# New Pics



## Butterbelly (Dec 3, 2005)

Hi All,

I thought I'd post some of my newer pics on here. I don't get around to having very many of them taken, but here are a few from Thanksgiving week. Enjoy!


----------



## Obesus (Dec 3, 2005)

You're telling us over here that you like fat men! Wowzers...gosh....you're pretty dang awesome over there! I know that there is a lot of discussion about whether fat men prefer fat women or thin women, but you just have that perk and pep and spirit! Welcome to the board, fer sure! :bow: 
PS you're purty too! LOL


----------



## fatboy1004 (Dec 3, 2005)

Great pics! And a bbw/ffa/feeder to boot -- what a combo. I think I speak for a lot of us when I say that your pic posts are always welcome.


----------



## Butterbelly (Dec 3, 2005)

Thanks, I'll post more pics sometime soon.


----------



## gorddito (Dec 3, 2005)

oooh i all ways read your journal, and now i have a face to match with those great stories i don't gonna miss it (Mr. chubs is sooo lucky)


----------



## Butterbelly (Dec 4, 2005)

Aww, thanks. I'm glad you like reading my journal, however you might miss out on the better posts if you aren't one of my "LJ friends."


----------



## Goreki (Dec 4, 2005)

good onya for posting those. 
I've wanted to start an ffa thread, or at least see some pictures of my board sisters for a while, but i've been too timid to do anything about it.


----------



## blubberboy767 (Dec 4, 2005)

Now that's one hot BBW! Love the pic of you eating the candy


----------



## Butterbelly (Dec 4, 2005)

Thanks, I enjoyed eating those eclairs too


----------



## Butterbelly (Dec 4, 2005)

Goreki said:


> good onya for posting those.
> I've wanted to start an ffa thread, or at least see some pictures of my board sisters for a while, but i've been too timid to do anything about it.

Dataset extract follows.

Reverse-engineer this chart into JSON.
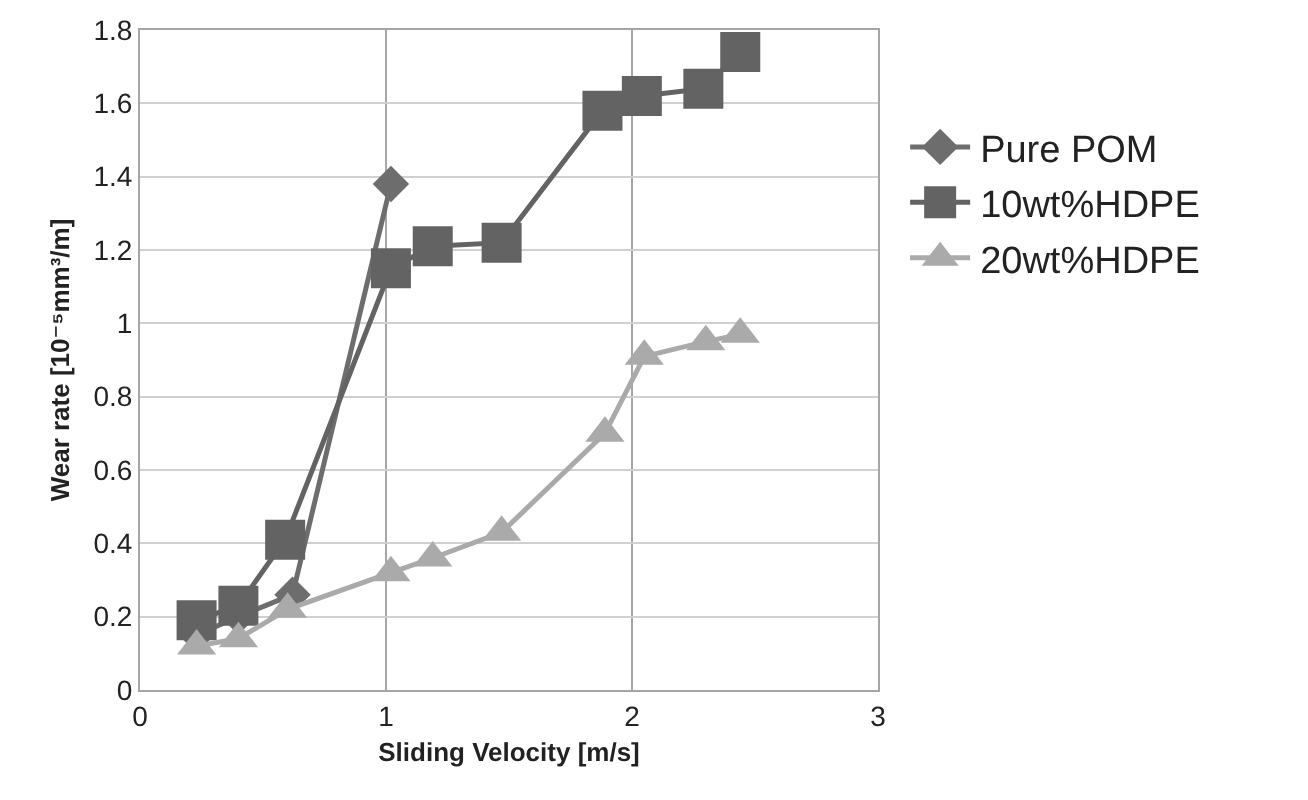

No point in being shy...I'll happily start up a FFA thread for you if you want me to...I'm not all that shy


----------



## Butterbelly (Dec 4, 2005)

Obesus said:


> You're telling us over here that you like fat men! Wowzers...gosh....you're pretty dang awesome over there! I know that there is a lot of discussion about whether fat men prefer fat women or thin women, but you just have that perk and pep and spirit! Welcome to the board, fer sure! :bow:
> PS you're purty too! LOL



Thanks, Obesus...I'll keep the pics coming then


----------



## Obesus (Dec 4, 2005)

You have the official blessings of the designated Board Fat Holy Man! LOL  
I read the story about the eclairs and just sighed...very cute! You add a definite pizzazz, zing, zip and powie to the Board! Great having you contributing to the FFA world here! :eat1: :kiss2: 
PS Your lad is very very lucky!



Butterbelly said:


> Thanks, Obesus...I'll keep the pics coming then


----------



## Butterbelly (Dec 5, 2005)

Obesus said:


> PS Your lad is very very lucky!



I sure hope he knows that...I think he does


----------



## Buffetbelly (Dec 5, 2005)

Thank you, on behalf of my fellow BHM-FA's, at least the ones with good taste! And here I thought all the web girl models only liked the skinny guys...


----------



## Butterbelly (Dec 5, 2005)

Thanks, Buffetbelly. I'm not a webgirl model...I've thought about it, but all of the webgirls I've seen are extremely beautiful, and have someone to take their pics all the time...I don't


----------